The revolt in the district of Gerace, which started at the same time as the Reggio revolt, lasted until the 6th of September with the main leaders being captured only on the 15th. Starting in the villages of Sant'Agata del Bianco and Bianco, the insurgents then marched on Caraffa del Bianco, Bovalino, Ardore, Siderno, Gioiosa Ionica and Roccella Ionica, covering a distance of more than 45 kilometers. In each of these towns, they proclaimed the repeal the taxes on imports and exports, and a reduction by half of the costs of salt and tobacco. They also captured the Intendant of the district of Gerace, Antonio Bonafede, a known reactionary.

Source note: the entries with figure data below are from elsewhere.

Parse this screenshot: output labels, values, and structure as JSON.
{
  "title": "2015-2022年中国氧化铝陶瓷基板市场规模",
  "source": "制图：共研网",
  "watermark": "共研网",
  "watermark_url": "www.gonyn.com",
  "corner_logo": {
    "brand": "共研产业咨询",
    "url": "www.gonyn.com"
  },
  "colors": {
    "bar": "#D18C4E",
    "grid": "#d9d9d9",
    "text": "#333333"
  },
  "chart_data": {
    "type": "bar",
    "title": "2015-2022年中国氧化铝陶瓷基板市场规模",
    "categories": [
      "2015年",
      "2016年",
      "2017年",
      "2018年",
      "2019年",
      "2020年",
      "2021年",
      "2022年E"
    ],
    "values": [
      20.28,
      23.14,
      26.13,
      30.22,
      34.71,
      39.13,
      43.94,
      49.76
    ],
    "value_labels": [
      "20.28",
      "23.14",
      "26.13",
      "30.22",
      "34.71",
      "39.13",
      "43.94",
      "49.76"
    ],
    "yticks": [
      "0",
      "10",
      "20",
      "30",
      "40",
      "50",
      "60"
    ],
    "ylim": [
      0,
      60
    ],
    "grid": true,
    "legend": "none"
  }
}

However, on the 6th of September—due to the arrival of a warship and news of the imminent arrival of Royal military troops directed by general Ferdinando Nunziante—the insurgents disbanded and the leaders of the revolt fled northward to the mountains, hiding in a cave in the valley of Caulonia. On the 15th of September, a local peasant named Nicola Ciccarello informed the authorities of the insurgents' hiding place, leading to their capture. The five main leaders of the Gerace revolt—Rocco Verduci, Michele Bello, Pietro Mazzoni, Gaetano Ruffo and Domenico Salvadori—were arrested, and after a trial they were executed in Gerace on the October 2, 1847. They are today remembered as the Five Martyrs of Gerace (in Italian: Cinque Martiri di Gerace).

== Notable people involved ==
- Carlo Poerio (1803-1867)
- Ferdinand II of the Two Sicilies (1810-1859)
- Domenico Romeo (1796-1847)
- The Five Martyrs of Gerace: Rocco Verduci (1824-1847), Michele Bello (1822-1847), Pietro Mazzoni (1822-1847), Gaetano Ruffo (1819-1847) and Domenico Salvadori (1822-1847).